Immédiatement, j’ai pensé à la petite Solène, la petite miraculée, qui doit avoir bien grandit. Dans le dossier, ses propos rapportés ont pesés lourd dans la balance. Il est notoire que Patricia, sa tante maternelle, veille sur sa nièce tel un dragon et que de l’affaire, il ne faut pas lui en parler.
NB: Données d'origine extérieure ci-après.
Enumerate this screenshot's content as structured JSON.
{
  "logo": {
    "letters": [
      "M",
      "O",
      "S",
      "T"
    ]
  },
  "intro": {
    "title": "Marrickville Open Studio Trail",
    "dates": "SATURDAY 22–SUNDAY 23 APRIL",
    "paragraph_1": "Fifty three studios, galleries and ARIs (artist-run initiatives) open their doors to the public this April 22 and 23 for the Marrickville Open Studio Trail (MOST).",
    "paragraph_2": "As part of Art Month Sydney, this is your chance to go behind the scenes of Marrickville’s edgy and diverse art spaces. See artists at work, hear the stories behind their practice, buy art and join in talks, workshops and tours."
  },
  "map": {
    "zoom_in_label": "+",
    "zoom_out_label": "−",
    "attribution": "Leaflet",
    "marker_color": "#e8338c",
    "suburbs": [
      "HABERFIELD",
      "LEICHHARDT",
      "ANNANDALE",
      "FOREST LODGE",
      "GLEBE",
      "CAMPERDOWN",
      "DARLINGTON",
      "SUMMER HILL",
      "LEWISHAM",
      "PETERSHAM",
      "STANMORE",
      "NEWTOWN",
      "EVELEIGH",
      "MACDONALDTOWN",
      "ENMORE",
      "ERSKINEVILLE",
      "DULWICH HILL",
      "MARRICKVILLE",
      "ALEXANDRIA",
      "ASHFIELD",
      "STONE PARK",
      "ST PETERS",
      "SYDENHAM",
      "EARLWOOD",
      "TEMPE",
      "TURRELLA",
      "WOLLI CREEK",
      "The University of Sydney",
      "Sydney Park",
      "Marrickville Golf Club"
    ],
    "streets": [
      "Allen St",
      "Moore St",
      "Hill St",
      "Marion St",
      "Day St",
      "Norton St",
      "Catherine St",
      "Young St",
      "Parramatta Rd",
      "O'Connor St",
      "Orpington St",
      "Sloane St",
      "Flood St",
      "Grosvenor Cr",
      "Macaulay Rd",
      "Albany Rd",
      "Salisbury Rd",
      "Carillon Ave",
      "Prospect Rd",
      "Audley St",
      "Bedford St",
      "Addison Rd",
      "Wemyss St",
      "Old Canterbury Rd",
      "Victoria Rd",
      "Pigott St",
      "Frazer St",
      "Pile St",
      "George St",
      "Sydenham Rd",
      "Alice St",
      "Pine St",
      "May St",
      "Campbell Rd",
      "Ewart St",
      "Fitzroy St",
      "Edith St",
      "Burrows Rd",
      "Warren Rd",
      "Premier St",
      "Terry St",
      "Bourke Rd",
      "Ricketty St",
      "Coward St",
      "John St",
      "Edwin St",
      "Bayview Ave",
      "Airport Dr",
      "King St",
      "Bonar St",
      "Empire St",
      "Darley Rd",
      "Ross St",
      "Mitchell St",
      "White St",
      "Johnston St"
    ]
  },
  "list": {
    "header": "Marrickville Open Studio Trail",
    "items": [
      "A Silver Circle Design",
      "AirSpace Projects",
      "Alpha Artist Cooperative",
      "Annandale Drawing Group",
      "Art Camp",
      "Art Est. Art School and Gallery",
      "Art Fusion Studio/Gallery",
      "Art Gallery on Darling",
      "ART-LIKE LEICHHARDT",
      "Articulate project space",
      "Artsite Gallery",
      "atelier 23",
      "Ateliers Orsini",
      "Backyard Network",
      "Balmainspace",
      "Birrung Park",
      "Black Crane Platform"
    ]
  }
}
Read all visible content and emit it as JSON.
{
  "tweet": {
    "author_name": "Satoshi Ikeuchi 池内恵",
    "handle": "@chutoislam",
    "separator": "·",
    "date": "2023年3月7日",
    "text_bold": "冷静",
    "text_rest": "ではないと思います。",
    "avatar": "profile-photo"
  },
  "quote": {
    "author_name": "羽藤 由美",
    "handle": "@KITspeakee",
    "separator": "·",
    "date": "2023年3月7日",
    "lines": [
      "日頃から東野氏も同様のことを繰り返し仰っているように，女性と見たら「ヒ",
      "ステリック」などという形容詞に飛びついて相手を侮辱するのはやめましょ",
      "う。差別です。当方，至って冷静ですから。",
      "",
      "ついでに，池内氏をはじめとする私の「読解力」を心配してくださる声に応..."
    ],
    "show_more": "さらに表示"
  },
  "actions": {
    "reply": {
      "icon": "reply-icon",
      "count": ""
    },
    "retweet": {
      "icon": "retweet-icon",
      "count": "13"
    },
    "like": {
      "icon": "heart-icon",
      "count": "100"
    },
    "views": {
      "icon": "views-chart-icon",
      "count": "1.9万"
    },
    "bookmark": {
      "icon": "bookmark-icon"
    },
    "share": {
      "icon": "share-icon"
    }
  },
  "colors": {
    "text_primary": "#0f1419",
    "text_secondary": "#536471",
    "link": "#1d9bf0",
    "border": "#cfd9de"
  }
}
Elle est en bon rapport avec Renée Leprince, qui voit régulièrement sa petite fille. Je lui suggère de lui demander si elle accepterait de nous recevoir. Elle est d’accord et Renée nous accompagne. Patricia est une femme droite comme un I. Elle est assistante maternelle. Elle accepte que je lui parle de l’affaire. Elle se crispe et j’imagine les souvenirs déchirants qui se bousculent en elle. Elle me raconte des trucs aussi étonnants qu’importants. Entre autre, du moment même où, enlevée à sa nourrice pour lui être confiée, alors que la petite « se souvenait de tout », elle ne se souvient brutalement de plus rien. Pour en témoigner, elle veut réfléchir, rassembler sa mémoire et surtout me préparer des documents très importants, à condition que je ne les utilise qu’en Justice.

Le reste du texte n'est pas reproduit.